He laughed, held up a hand.
“Can I go first? Please? I’ve been working up the courage and I’m afraid I’ll lose my nerve.”
Maura bit her lip, hard enough to focus through the Hunger. “Sure.”
“Okay.” He took a breath, his neck going pink beneath his collar. “Right.I love you, Maura. And I want to share everything with you. My whole life. I asked you here tonight because I wanted to share DUH”—he swept his arm out toward the kitchen—“with you, too. And I said I had a surprise, but it’s more of a question, really.”
Maura’s heart pounded. Did he want them to move in together? A wedding? A life? They were things she’d wanted one day, too, with him—with only him—but which seemed impossible now.
“And I know there’s stuff in your past that you don’t talk about,” he continued, lifting a plastic shopping bag up onto the counter, “but it doesn’t scare me. I’ve thought a lot about this. And I want to help. I want to get you the closure you need. To let go. To move on.” He reached into the bag and removed a package of Reese’s Cups. “To be free of Everleigh, and whatever her death has done to you. I think we should bring her back again. Tonight. Give up that ghost, once and for all. You in?”

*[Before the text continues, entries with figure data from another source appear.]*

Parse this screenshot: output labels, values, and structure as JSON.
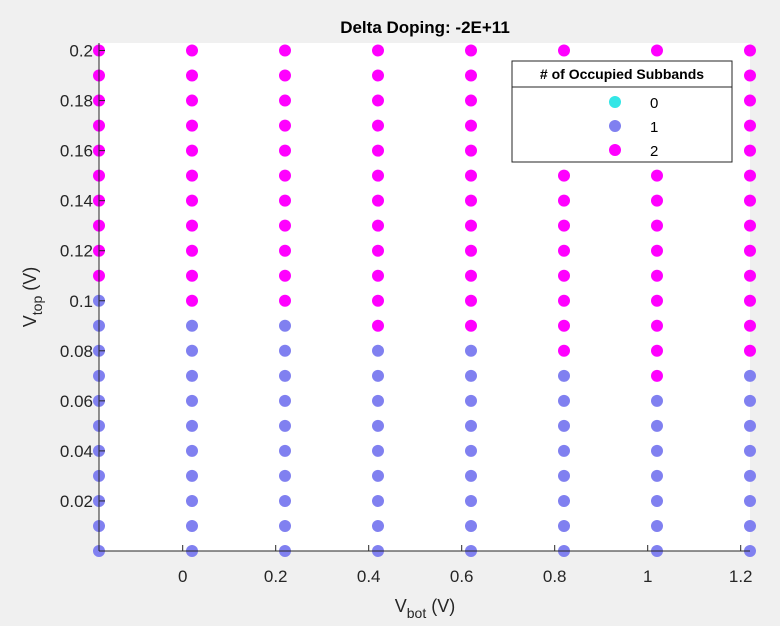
{
  "chart_data": {
    "type": "scatter",
    "title": "Delta Doping: -2E+11",
    "xlabel": {
      "main": "V",
      "sub": "bot",
      "unit": " (V)"
    },
    "ylabel": {
      "main": "V",
      "sub": "top",
      "unit": " (V)"
    },
    "xlim": [
      -0.18,
      1.22
    ],
    "ylim": [
      0.0,
      0.203
    ],
    "xticks": [
      0,
      0.2,
      0.4,
      0.6,
      0.8,
      1,
      1.2
    ],
    "xtick_labels": [
      "0",
      "0.2",
      "0.4",
      "0.6",
      "0.8",
      "1",
      "1.2"
    ],
    "yticks": [
      0.02,
      0.04,
      0.06,
      0.08,
      0.1,
      0.12,
      0.14,
      0.16,
      0.18,
      0.2
    ],
    "ytick_labels": [
      "0.02",
      "0.04",
      "0.06",
      "0.08",
      "0.1",
      "0.12",
      "0.14",
      "0.16",
      "0.18",
      "0.2"
    ],
    "grid": false,
    "legend": {
      "title": "# of Occupied Subbands",
      "placement": "top-right",
      "entries": [
        {
          "label": "0",
          "color": "#33e6e6"
        },
        {
          "label": "1",
          "color": "#8080f0"
        },
        {
          "label": "2",
          "color": "#ff00ff"
        }
      ]
    },
    "columns": [
      {
        "x": -0.18,
        "threshold": 0.107
      },
      {
        "x": 0.02,
        "threshold": 0.097
      },
      {
        "x": 0.22,
        "threshold": 0.097
      },
      {
        "x": 0.42,
        "threshold": 0.087
      },
      {
        "x": 0.62,
        "threshold": 0.087
      },
      {
        "x": 0.82,
        "threshold": 0.077
      },
      {
        "x": 1.02,
        "threshold": 0.067
      },
      {
        "x": 1.22,
        "threshold": 0.077
      }
    ],
    "y_values": [
      0.0,
      0.01,
      0.02,
      0.03,
      0.04,
      0.05,
      0.06,
      0.07,
      0.08,
      0.09,
      0.1,
      0.11,
      0.12,
      0.13,
      0.14,
      0.15,
      0.16,
      0.17,
      0.18,
      0.19,
      0.2
    ],
    "series_rule": "points with y below the column threshold have 1 occupied subband; points at or above have 2"
  }
}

Maura went pale. Whatever she’d imagined, it hadn’t been this. Summoning Ev was the exact opposite of what they should be doing. The very thing that had gotten them into this mess.
“We can’t,” she gasped.
“Sure we can.”
“Stan, you don’t understand—”
“Hey,” he said gently, “I get it. It’s scary. But you can trust me. It’ll be fine; I’ve really gotten the hang of—”
“It’s not fine!” she shouted. “You have no idea how broken things are!”
“What are you talking about?”
“We messed up, Stan. You. And me. There are so many things I wish I could take back.”
He came around the counter, slow, like he was afraid she’d startle away.
“Maura? You’re freaking me out.”
She blinked at him, her breath shallow. Coming hot and fast.
“There’s something I need to tell you.”
“Just the words every guy wants to hear.”
“About the ghosts you raised. About the Afterlife. About a lot of things.” She blinked, and a stream of thick, hot tears rolled down her face. She pushed them back with the heel of her hand. “It’s a long story.” Her voice was shaking. “You should sit down.”
He pulled up the chair beside her. Sat.
“Um, okay?”
“I just need you to listen,” she said. “Please.”
“I’m not going anywhere.”
“God, will you still say that when you know?” She shook her head, smeared more tears across her face. “No, it doesn’t matter. Just let me get it out. All of it.”
The 6 Train flashed past then, bathing them in ghostly light.
“The first time I died,” she began, “it was an accident.”
HARD TO SWALLOW
MAURA TOLD HIMeverything.
How she died. How she came back. How the first time had been an accident, and the second a choice, and the third a bad mistake. How she’d contracted a Hunger, and how nothing she tried would feed it.